M : La phase de beta test a été absolument fantastique. En deux mois de beta test et de polish le jeu a subit un lifting complet. On a recruté une trentaine de beta testeurs sur les forums de toucharcade.com et en une semaine on avait des mails très positifs avec des tonnes de remarques et d’améliorations possibles. C’était la première phase, la seconde phase a été de créer un social group sur toucharcade.com, et le résultat a été bien au dessus de mes attentes. Les joueurs ont créé une communauté très solide où ils se sont chargé de créer une sorte de marketing viral en allant sur les forums publiques pour parler de iBlast Moki en “bande”. Aujourd’hui il y a bien une dizaine de posts par jour a propos du jeu sur des améliorations, des bugs, mais également des plans marketings.
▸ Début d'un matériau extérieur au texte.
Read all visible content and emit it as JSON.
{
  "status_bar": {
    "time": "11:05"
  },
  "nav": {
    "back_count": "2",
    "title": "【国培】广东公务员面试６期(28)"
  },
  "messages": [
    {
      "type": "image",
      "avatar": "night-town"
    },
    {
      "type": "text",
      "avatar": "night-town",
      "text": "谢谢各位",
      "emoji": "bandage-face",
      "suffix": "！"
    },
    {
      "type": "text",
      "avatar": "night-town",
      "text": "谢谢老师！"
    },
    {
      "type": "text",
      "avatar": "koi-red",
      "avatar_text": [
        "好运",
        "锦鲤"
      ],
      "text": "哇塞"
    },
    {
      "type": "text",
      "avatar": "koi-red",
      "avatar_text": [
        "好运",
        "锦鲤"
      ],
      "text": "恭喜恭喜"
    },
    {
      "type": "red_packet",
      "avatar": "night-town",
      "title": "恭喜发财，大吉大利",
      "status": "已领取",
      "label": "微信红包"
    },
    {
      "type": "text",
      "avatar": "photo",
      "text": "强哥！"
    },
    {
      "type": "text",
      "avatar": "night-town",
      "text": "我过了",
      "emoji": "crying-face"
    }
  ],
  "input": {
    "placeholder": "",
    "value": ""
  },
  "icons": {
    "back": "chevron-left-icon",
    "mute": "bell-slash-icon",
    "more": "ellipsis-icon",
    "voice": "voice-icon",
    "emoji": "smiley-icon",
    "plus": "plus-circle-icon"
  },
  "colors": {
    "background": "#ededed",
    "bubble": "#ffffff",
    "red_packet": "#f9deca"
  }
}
Jamais, je ne me serais attendu a avoir une communauté aussi passionnée, attendons de voir comment va évoluer cette communauté une fois le jeu sorti… J’espère qu’elle va s’étendre :)

iBlast Moki - Screen 08

  • G&C : Nous, on piaffe d’impatience. Quand le jeu va-t-il être disponible ? Où peut-on suivre son actu (site officiel, page facebook, twitter) ?

M : La sortie du jeu est pour très bientôt si tout se passe bien. Il est possible de suivre les dernières actualités du jeu sur le site officiel : www.godzilab-games.com. On s’est également amusé à créer une page twitter : www.twitter.com/godzilab.

  • G&C : Quels sont vos plans post-release ? Du contenu additionnel est-il à prévoir ?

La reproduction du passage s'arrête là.